The spread of accurate and inexpensive weapons and the use of cyber tools have allowed state and non-state competitors to harm the United States across various domains. Such capabilities contest what was until recently U.S. dominance across the land, air, maritime, space, and cyberspace domains. They also enable adversaries to attempt strategic attacks against the United States—without resorting to nuclear weapons—in ways that could cripple our economy and our ability to deploy our military forces.

The Strategy then instructs the military to “remain capable of deterring and defeating the full range of threats to the United States. The Department of Defense must develop new operational concepts and capabilities to win without assured dominance in air, maritime, land, space, and cyberspace domains, including against those operating below the level of conventional military conflict.”

Accomplishing this charge will be especially difficult with respect to cyber operations. Given the architectural nature of the internet, the Strategy acknowledges that “Cyberattacks offer adversaries low cost and deniable opportunities to seriously damage or disrupt critical infrastructure, cripple American businesses, weaken our Federal networks, and attack the tools and devices that Americans use every day to communicate and conduct business.”

Accounting for this difficulty, it appears that the 2017 NSS takes an aggressive approach to cyber security. For example, the Strategy states “We will go after their digital networks and work with private industry to confront the challenge of terrorists and criminals ‘going dark’ and using secure platforms to evade detection.” It also speaks of using “sophisticated investigative tools to disrupt” illicit cyber activities. Similar other references are scattered throughout the Strategy.

Using the terms “go after” and “disrupt” portend the use of forceful cyber tools outside U.S. networks. Combined with the warning that the U.S. will “hold countries accountable” for malicious cyber activity from their territory, the language of the Trump NSS represents a more proactive and forward leaning attitude toward cybersecurity. Perhaps most indicative of this more aggressive approach is the statement at the end of the Cyberspace portion of the “Preserve Peace Through Strength” section of the Strategy. After describing the extent of cyber threats and steps the government will take to protect against them, the Strategy states “When faced with the opportunity to take action against malicious actors in cyberspace, the United States will be risk informed, but not risk averse, in considering our options.”

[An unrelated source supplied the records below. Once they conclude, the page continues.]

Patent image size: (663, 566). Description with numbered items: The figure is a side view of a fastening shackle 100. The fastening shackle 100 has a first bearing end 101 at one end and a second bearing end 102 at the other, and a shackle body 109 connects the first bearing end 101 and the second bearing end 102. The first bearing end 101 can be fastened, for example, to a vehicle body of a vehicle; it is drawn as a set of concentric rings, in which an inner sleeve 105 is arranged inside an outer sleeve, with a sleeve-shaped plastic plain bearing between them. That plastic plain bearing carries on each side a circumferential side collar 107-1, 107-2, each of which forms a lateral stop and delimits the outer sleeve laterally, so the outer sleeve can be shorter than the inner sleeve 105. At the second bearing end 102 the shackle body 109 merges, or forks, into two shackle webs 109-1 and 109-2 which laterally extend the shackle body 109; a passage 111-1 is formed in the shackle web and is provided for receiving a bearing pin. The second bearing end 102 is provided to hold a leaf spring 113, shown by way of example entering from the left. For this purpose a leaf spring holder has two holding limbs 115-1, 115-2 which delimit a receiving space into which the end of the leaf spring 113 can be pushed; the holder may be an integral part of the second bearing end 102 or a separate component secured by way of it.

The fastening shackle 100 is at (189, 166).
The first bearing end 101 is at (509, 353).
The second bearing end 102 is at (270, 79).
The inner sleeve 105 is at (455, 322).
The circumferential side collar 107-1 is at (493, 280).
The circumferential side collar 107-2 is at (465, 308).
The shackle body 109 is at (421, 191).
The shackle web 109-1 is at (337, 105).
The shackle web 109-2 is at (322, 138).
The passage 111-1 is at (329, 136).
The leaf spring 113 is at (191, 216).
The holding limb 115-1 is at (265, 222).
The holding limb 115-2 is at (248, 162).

Since the publication of the Tallinn Manual 2.0, there has been an ongoing debate on the role of sovereignty with respect to cyber operations. Michael Schmitt, general editor of the Manual, has articulated and advocated for the view taken by the experts who wrote Tallinn Manual 2.0. Their position is that sovereignty is a “primary norm in itself that can be violated.” The contrasting view — that sovereignty is a foundational principle of international law, but not a separate norm that, when violated, leads to an internationally wrongful act — has been advocated by Col. Gary Corn, currently serving as the senior legal adviser to U.S. Cyber Command (Col. Corn was posting in his private capacity and not espousing the official view of either Cyber Command or the U.S. Government in his post). As the debate has continued, a range of views on the normative status of sovereignty with respect to cyberspace has developed.

For those of us looking for clues as to the approach the United States will take under President Donald Trump, the new NSS seems to view a cyber violation of sovereignty as a “risk” about which the government will be “informed,” but not necessarily “averse” to taking, particularly with respect to nations that harbor cyber actors for whom those nations are unwilling (or potentially unable) to accept the responsibility to stop malicious activity. Engaging in such a legal risk analysis is not a unique approach as governments routinely do so across a wide spectrum of decision-making, particularly where norms lack clarity or are developing such as with cyber operations. Of course, only time (and specific incidents) will give a full picture of the U.S. approach, but for those reading the 2017 NSS for indications, the more aggressive approach seems to be the preferred approach.